Deus não é o único objeto transcendental nessa história, pois a partir do momento em que me toquei de verdade, me tornei um objeto tão transcendental quanto ele. Agora, mais do que amor, o que me prende é a entrega. 'Para sempre seremos um só ser'. E esse verso  decassílabo sela como as coisas hão de ser traçadas para mim, finalmente: eternas e verdadeiras; pequenas, mas grandes o suficiente para me preencher; palpáveis, como nada poderia deixar de ser, mas com cuidado, para que eu não faça nada que não possa controlar. E de agora em diante, o amor será o maior foco nessa narrativa.

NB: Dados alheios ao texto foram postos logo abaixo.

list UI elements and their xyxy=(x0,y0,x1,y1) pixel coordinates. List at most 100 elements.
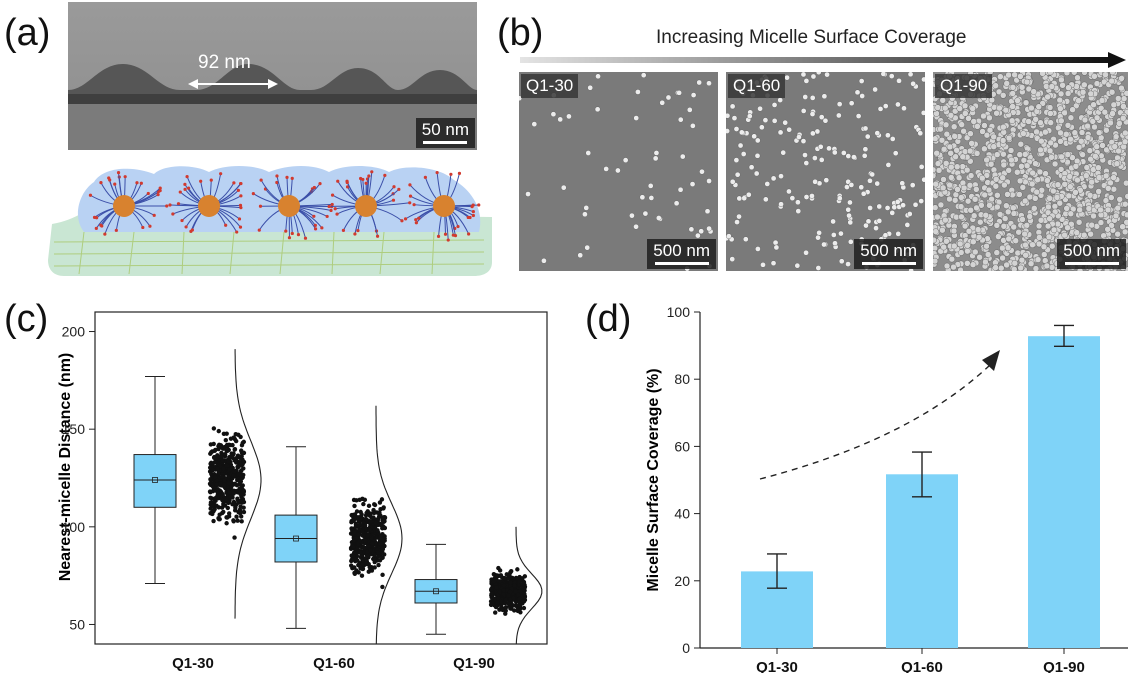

Os pais de Alan não eram importantes, eu sabia que eles tinham pouco tempo de vida, e eu e Alan também, se não revertêssemos a situação. Mas me sentia na obrigação de fazer daquele pouco tempo os melhores que o menino já havia vivido. Não importava o quanto eu teria que me doar. O mais importante para que tudo ficasse certo era que nós ficássemos juntos para sempre.

Fiquei horas, dias - lamentável que as vírgulas tenham parado por aqui- com Alan dentro do quarto sem sair por um segundo. Depois de um algum tempo nós nos servíamos de nós mesmos, nos fazendo de alimento. Os sintomas da peste, que a partir de 45 horas começaram a se manifestar em mim também, foram um pretexto para que nos aproximássemos. Alan estava cada vez mais fraco, e eu me forçava a estar também.

Naquele longo momento, mais do que nunca, eu fui feliz de verdade. Sentir a respiração de Alan acariciando minha pele era fantástico pois fazia meu amor ser transpirado. Tudo se encaixava perfeitamente, até mesmo nossos sintomas, que se faziam iguais pelo meu esforço de sermos iguais. Se eu morresse ali nos braços de Alan a vida iria ter valido a pena.

Nada precisa de uma conclusão quando os sentimentos são eternos, e nós, o verdadeiro e mascarado sujeito presente nos textos adjuntos, não teremos uma conclusão, assim como a história impregnada propositadamente na situação. Talvez as melhores conclusões sejam as inconclusivas. "Eles foram embora. Olharam pra trás. E vão estar juntos pela manhã". Este sim é um bom final para a história que tem tudo pra ser a melhor de nossas vidas.